Looking at the Westminster Confession a little more closely, it seems that the "God brings whatsoever comes to pass" language should be interpreted as "God foreordains" (predestines) or God wills all events. That is to say, God foreordained the suffering and death of Jesus, he willed the rape of Tamar, the adulterous affair between David and Bathsheba and the Holocaust along with chattel slavery which wreaked such havoc on many Africans who were brought to America. Yet it is odd that God has condemned many of the acts he supposedly foreordained (willed) and even punished humans for committing them. That still makes little sense to me along with other implications of the Confession.
Am I being uncharitable in my interpretation of the Westminster Confession? I don't think that is the case, and here is why I make this claim.
John Hendryx, when composing a reply to Roger Olson (who is critical of Calvinism) writes:
We acknowledge that we cannot explain all of God's secret acts since God has chosen not to reveal many things about Himself. But one very prominent feature of the Bible is that it frequently declares that God meticulously ordains all that comes to pass (Eph 1:11) AND that men are responsible for their actions. One major example sticks out: the greatest sin ever committed by men in history -- the crucifixion of Jesus ---when the Apostle Peter, preaching at Pentecost declares:
"...this Jesus, delivered up according to the definite plan and foreknowledge of God, you crucified and killed by the hands of lawless men." (Acts 2:23)
So Hendryx declares that God "meticulously ordains" all things eternally and immutably--even wicked actions that include the execution of Christ and genocide, cruel slavery, homicides, rape, child sacrifice, abortions, terrorism and a host of other evils that are manifestly ungodly. But yet humans are still fully responsible for all of the previously mentioned actions that God has putatively foreordained.
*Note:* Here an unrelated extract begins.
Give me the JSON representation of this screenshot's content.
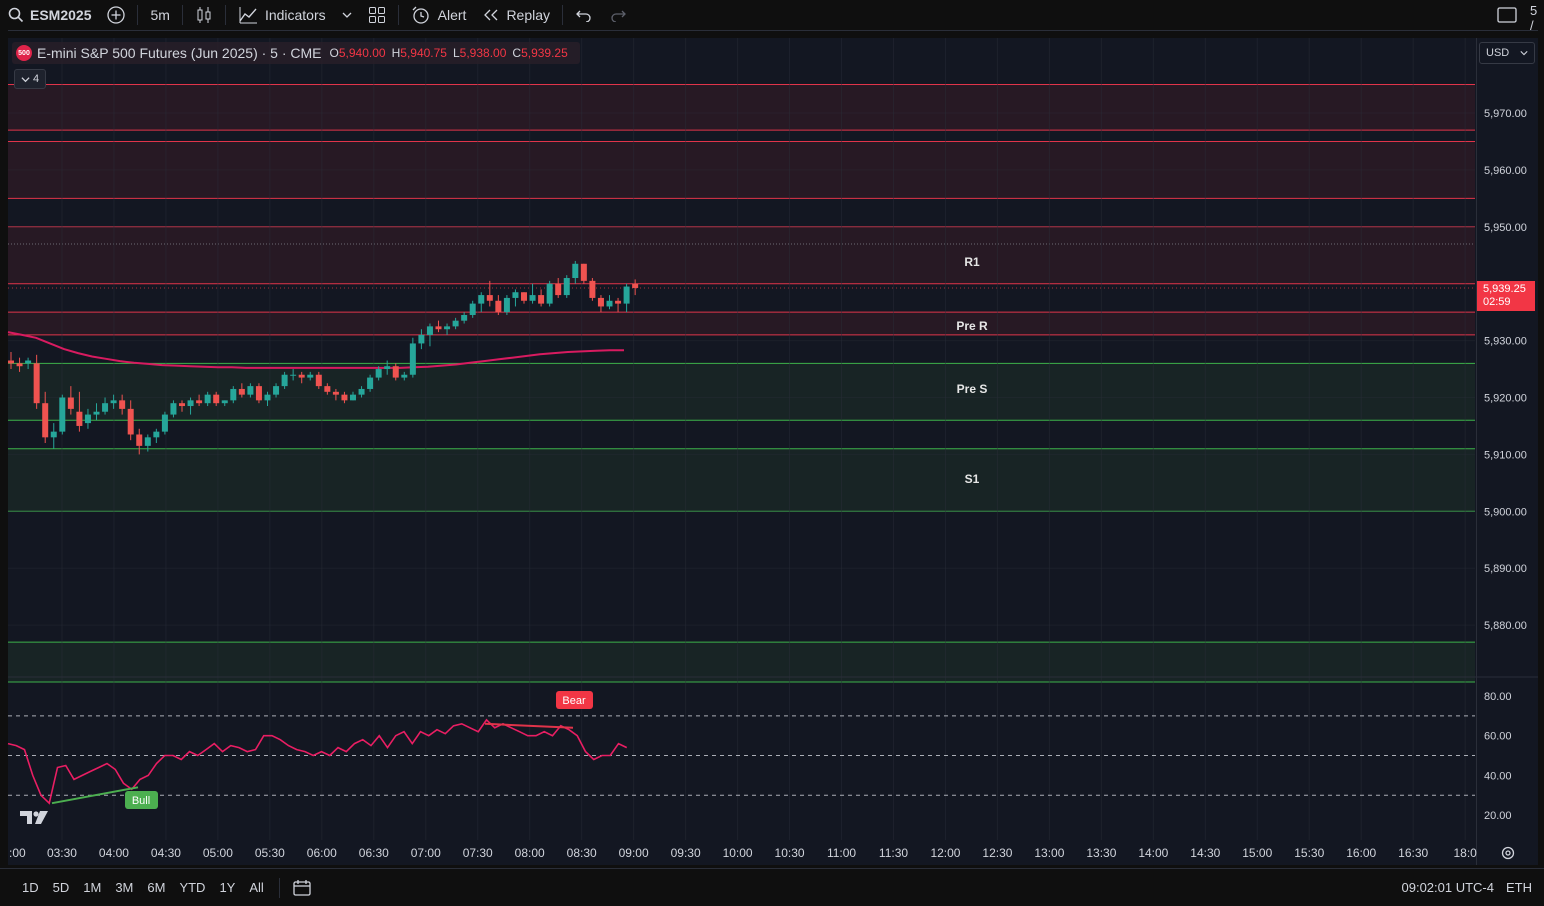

Or take the much stronger assertion made by Donald E. Hartley:
"No sin imaginable is more horrific than the crucifixion of Jesus Christ. Yet, Scripture indicates that this was done by God the Father to God the Son (mediately) through the immediate agency of sinful human beings in the crucifixion (Isa 52:13-53:12; Acts 2:23; 4:28). If this is the worst possible evil that can be imagined, and God is clearly the ultimate cause behind it, then why be repulsed by divine causality when it comes to the rape of a child as if this is a greater evil?"
Hartley insists that God is the agent (doer) of all things (even sins performed by human agents), but God himself is not the author of sin. How this all works is said to be a mystery.
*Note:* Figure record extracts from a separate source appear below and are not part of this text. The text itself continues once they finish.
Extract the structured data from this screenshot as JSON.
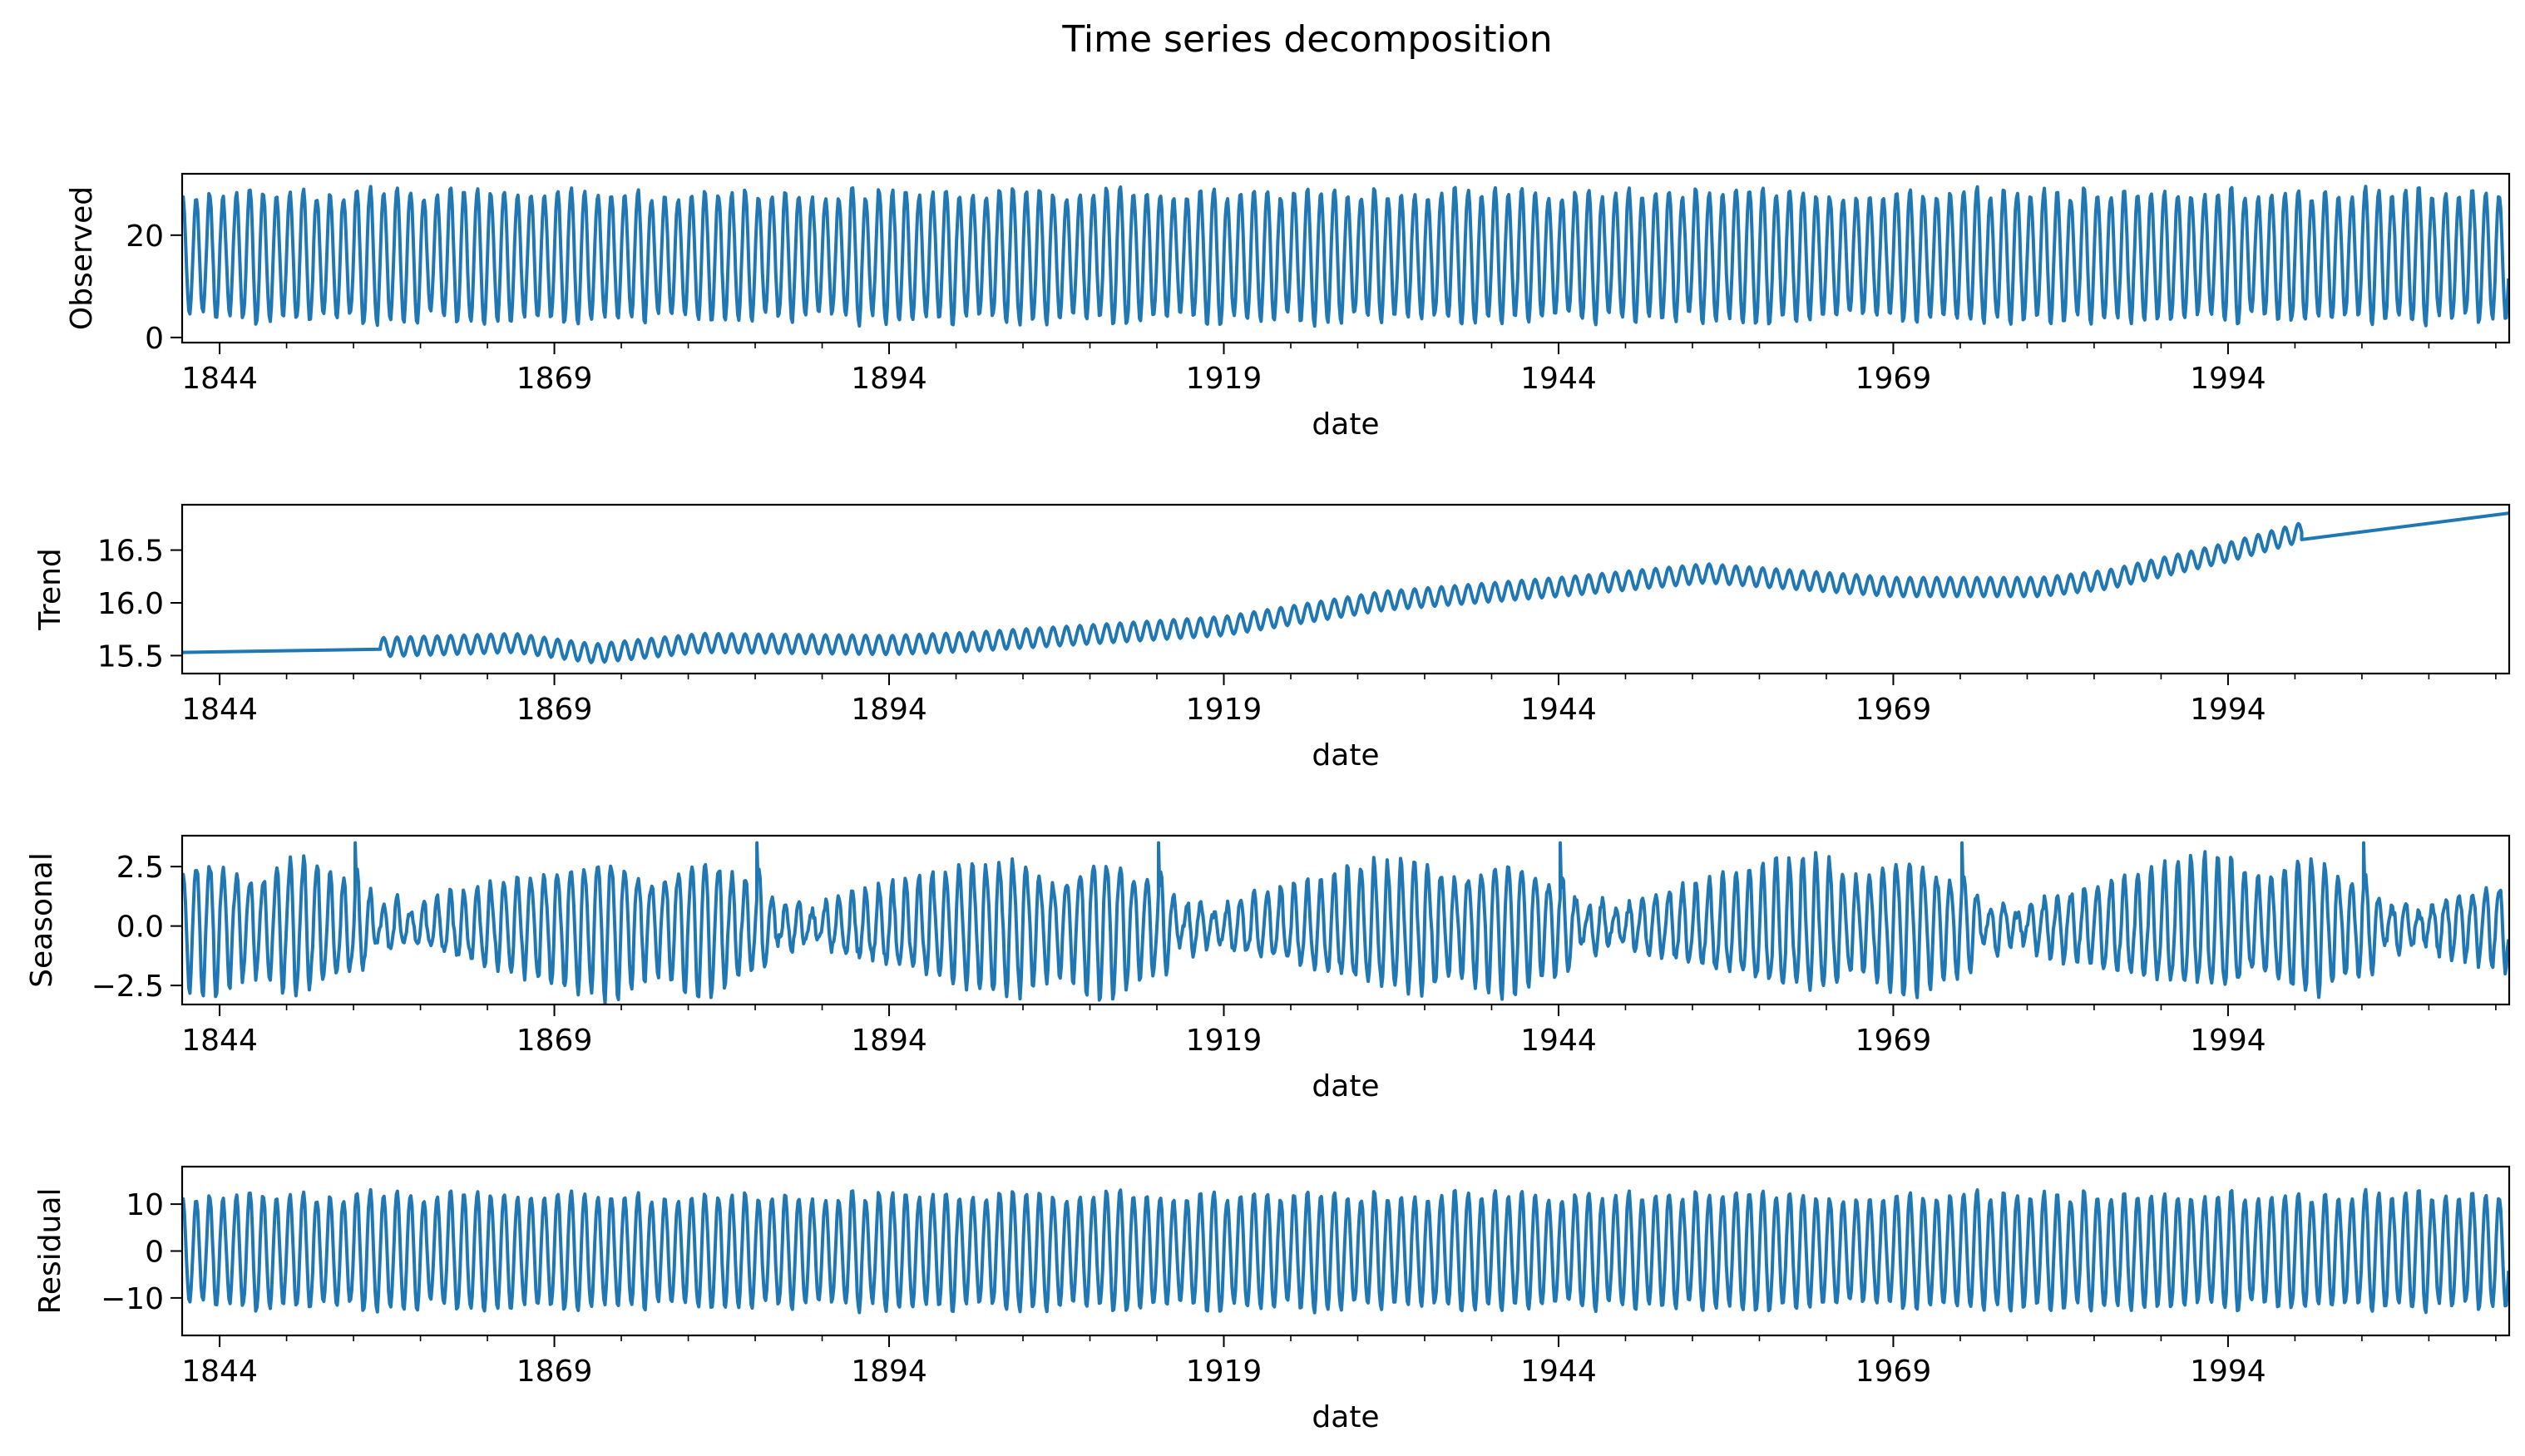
{
  "figure": {
    "title": "Time series decomposition"
  },
  "chart_data": [
    {
      "type": "line",
      "ylabel": "Observed",
      "xlabel": "date",
      "xlim": [
        1841.2,
        2015.0
      ],
      "ylim": [
        -1.0,
        32.0
      ],
      "x_ticks": [
        1844,
        1869,
        1894,
        1919,
        1944,
        1969,
        1994
      ],
      "y_ticks": [
        0,
        20
      ],
      "y_tick_labels": [
        "0",
        "20"
      ],
      "series": [
        {
          "color": "#1f77b4",
          "pattern": "annual-oscillation",
          "start": 1841.2,
          "end": 2015.0,
          "period_years": 1.0,
          "mean": 15.9,
          "amplitude": 12.5,
          "approx_range": [
            0.2,
            30.8
          ]
        }
      ]
    },
    {
      "type": "line",
      "ylabel": "Trend",
      "xlabel": "date",
      "xlim": [
        1841.2,
        2015.0
      ],
      "ylim": [
        15.33,
        16.93
      ],
      "x_ticks": [
        1844,
        1869,
        1894,
        1919,
        1944,
        1969,
        1994
      ],
      "y_ticks": [
        15.5,
        16.0,
        16.5
      ],
      "y_tick_labels": [
        "15.5",
        "16.0",
        "16.5"
      ],
      "series": [
        {
          "color": "#1f77b4",
          "pattern": "trend-with-ripple",
          "linear_segments": [
            {
              "x": [
                1841.2,
                1856.0
              ],
              "y": [
                15.53,
                15.56
              ]
            },
            {
              "x": [
                1999.5,
                2015.0
              ],
              "y": [
                16.6,
                16.85
              ]
            }
          ],
          "ripple_start": 1856.0,
          "ripple_end": 1999.5,
          "ripple_amplitude": 0.09,
          "period_years": 1.0,
          "trend_points": [
            {
              "x": 1856,
              "y": 15.58
            },
            {
              "x": 1866,
              "y": 15.62
            },
            {
              "x": 1872,
              "y": 15.52
            },
            {
              "x": 1880,
              "y": 15.62
            },
            {
              "x": 1894,
              "y": 15.6
            },
            {
              "x": 1900,
              "y": 15.63
            },
            {
              "x": 1919,
              "y": 15.78
            },
            {
              "x": 1931,
              "y": 16.02
            },
            {
              "x": 1944,
              "y": 16.15
            },
            {
              "x": 1955,
              "y": 16.28
            },
            {
              "x": 1969,
              "y": 16.15
            },
            {
              "x": 1980,
              "y": 16.15
            },
            {
              "x": 1985,
              "y": 16.22
            },
            {
              "x": 1994,
              "y": 16.48
            },
            {
              "x": 1999.5,
              "y": 16.67
            }
          ]
        }
      ]
    },
    {
      "type": "line",
      "ylabel": "Seasonal",
      "xlabel": "date",
      "xlim": [
        1841.2,
        2015.0
      ],
      "ylim": [
        -3.3,
        3.8
      ],
      "x_ticks": [
        1844,
        1869,
        1894,
        1919,
        1944,
        1969,
        1994
      ],
      "y_ticks": [
        -2.5,
        0.0,
        2.5
      ],
      "y_tick_labels": [
        "−2.5",
        "0.0",
        "2.5"
      ],
      "series": [
        {
          "color": "#1f77b4",
          "pattern": "repeating-seasonal-cycle",
          "cycle_years": 30.0,
          "cycle_start": 1841.2,
          "period_years": 1.0,
          "max_amplitude": 2.8,
          "approx_range": [
            -3.0,
            3.5
          ]
        }
      ]
    },
    {
      "type": "line",
      "ylabel": "Residual",
      "xlabel": "date",
      "xlim": [
        1841.2,
        2015.0
      ],
      "ylim": [
        -18.0,
        18.0
      ],
      "x_ticks": [
        1844,
        1869,
        1894,
        1919,
        1944,
        1969,
        1994
      ],
      "y_ticks": [
        -10,
        0,
        10
      ],
      "y_tick_labels": [
        "−10",
        "0",
        "10"
      ],
      "series": [
        {
          "color": "#1f77b4",
          "pattern": "annual-oscillation",
          "period_years": 1.0,
          "mean": 0.0,
          "amplitude": 12.0,
          "approx_range": [
            -16.5,
            16.0
          ]
        }
      ]
    }
  ]
}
But there are further comments made by Hartley that bear on how one understands the Westminster Confession. He points to Aquinas who apparently thinks that every act undertaken (whether morally good or evil) is good insofar as God has willed all that comes to pass. Hartley therefore raises the possibility that while the rape of a child is evil in one sense, it's potentially good in a "decretal sense." Yet even Hartley admits that hardly anyone wants to hear this view espoused. See http://books.google.com/books?id=nnUrwTkP4iwC&pg=PA80&lpg=PA80&dq=god+foreordained+rape&source=bl&ots=5BGOa1yoRj&sig=Xhhg-VeAQgOBQ-jw_gC6K4SGvWs&hl=en&sa=X&ei=fA_UU4maLIrs8QGtqICgAQ&ved=0CDgQ6AEwAw#v=onepage&q=god%20foreordained%20rape&f=false
So the "come to pass" language of the Westminster Confession should be understood to mean that God wills or foreordains all that happens. And we have not even touched on double predestination which is likewise addressed in the Confession. I'm still left with many questions that have not been satisfactorily answered. Hendryx, whom I quoted earlier, says:
"Likewise, nowhere in the Bible did God call us to work out the details of this doctrine by philosophical means, or pry into the secret things of God. Rather He calls us to be faithful to the Text that says God ordains all things, even evil, and that, at the same time, God is blameless in doing so. That He ordains sin sinlessly. I do not have to hold these truths together rationally (according to human knowledge) or philosophically but because they are axiomatic in the Bible. My understanding the intricacies of how this comes about is secondary. God is God. DO our finite minds have to understand HOW He does this in order for it to be true?"
While I'll concede that many aspects of God's purposes are not immediately understandable and rightly can be described as "incomprehensible," to retreat into the "mystery corner" is a hackneyed and unsatisfying way to evade the tough questions.